Егоров спешил к Феде в больницу, и обсуждать собственное здоровье ему было некогда.

Глава 9

Церемония инаугурации проходила в самом солидном здании города Синедольска, в концертном зале „Ноябрьский“, рассчитанном на тысячу мест. Задник сцены украшала малиново-желтая мозаика, композиция из колосьев, серпов и знамен с кистями. После официальной клятвы, произнесенной медленно, глуховато, с прикрытыми глазами и откинутой назад головой, Григорий Петрович Русов едва заметно надул щеки, тяжело сглотнул, двинув крупным, как кочерыжка, кадыком.

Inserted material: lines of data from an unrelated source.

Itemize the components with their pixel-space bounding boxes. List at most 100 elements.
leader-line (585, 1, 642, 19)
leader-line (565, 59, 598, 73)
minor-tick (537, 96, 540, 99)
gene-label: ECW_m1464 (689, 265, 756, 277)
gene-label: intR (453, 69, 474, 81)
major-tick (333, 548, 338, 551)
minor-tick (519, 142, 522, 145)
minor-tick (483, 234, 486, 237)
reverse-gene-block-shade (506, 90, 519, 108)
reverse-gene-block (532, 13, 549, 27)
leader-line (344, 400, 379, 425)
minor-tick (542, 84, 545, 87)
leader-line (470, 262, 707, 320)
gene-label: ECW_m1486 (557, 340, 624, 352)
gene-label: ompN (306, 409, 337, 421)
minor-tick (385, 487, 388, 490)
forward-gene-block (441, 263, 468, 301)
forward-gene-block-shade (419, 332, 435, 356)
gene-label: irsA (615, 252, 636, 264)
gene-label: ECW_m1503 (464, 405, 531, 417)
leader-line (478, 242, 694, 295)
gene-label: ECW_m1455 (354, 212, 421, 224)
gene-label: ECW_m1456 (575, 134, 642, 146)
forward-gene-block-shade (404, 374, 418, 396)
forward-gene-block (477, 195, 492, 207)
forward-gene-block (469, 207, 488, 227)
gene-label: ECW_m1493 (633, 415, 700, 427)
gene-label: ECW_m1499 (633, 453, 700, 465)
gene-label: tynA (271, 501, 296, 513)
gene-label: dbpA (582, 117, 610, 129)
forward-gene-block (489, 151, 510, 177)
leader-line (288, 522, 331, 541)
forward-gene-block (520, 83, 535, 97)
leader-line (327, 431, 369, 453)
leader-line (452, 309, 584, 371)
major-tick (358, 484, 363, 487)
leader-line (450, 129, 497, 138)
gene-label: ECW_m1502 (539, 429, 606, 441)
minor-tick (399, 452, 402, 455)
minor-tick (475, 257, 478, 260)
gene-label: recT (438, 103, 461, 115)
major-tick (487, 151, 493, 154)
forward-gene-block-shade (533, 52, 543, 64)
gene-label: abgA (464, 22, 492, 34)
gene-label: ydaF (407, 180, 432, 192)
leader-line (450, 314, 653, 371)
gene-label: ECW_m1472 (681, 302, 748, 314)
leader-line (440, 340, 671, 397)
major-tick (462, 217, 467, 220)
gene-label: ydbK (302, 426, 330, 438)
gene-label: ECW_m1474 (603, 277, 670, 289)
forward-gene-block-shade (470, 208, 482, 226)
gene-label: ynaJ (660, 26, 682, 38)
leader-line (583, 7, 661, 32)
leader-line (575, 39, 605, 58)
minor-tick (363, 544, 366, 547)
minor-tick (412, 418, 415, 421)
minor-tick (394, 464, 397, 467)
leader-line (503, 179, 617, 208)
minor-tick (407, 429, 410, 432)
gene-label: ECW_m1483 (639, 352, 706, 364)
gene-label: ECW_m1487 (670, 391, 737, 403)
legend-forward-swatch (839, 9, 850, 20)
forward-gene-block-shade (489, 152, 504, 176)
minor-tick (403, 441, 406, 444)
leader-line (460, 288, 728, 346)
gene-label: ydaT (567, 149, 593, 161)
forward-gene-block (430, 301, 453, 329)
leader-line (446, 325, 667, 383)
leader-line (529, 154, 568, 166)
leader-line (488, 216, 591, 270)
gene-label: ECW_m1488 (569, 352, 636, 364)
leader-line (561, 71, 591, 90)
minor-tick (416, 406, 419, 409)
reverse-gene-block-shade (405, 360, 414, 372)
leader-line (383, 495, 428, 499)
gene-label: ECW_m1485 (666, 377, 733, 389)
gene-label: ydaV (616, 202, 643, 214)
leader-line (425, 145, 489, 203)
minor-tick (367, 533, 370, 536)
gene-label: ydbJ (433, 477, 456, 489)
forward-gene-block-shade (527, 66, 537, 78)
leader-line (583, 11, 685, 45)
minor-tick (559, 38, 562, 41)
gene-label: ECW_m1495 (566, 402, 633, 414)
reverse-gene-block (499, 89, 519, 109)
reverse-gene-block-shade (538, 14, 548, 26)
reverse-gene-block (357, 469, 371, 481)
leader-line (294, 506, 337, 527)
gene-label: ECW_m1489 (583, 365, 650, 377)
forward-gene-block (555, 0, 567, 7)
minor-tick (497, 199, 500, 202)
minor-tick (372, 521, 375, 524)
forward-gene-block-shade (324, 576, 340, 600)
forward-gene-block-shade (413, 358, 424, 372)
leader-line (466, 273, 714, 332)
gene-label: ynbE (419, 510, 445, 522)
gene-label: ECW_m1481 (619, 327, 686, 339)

Прямая трансляция шла по местному и по Российскому телевидению. Одна из телекамер нечаянно взяла его лицо слишком крупно, и стали заметны расширенные поры, неприятно блеснули капельки пота на лбу, бросились в глаза свинцовый после нескольких бессонных ночей оттенок кожи, припухлые покрасневшие веки. Видно, не слишком помогла сибирская парная. Григорий Петрович выглядел плохо, и до сих пор оставалась заметной шишка на лбу.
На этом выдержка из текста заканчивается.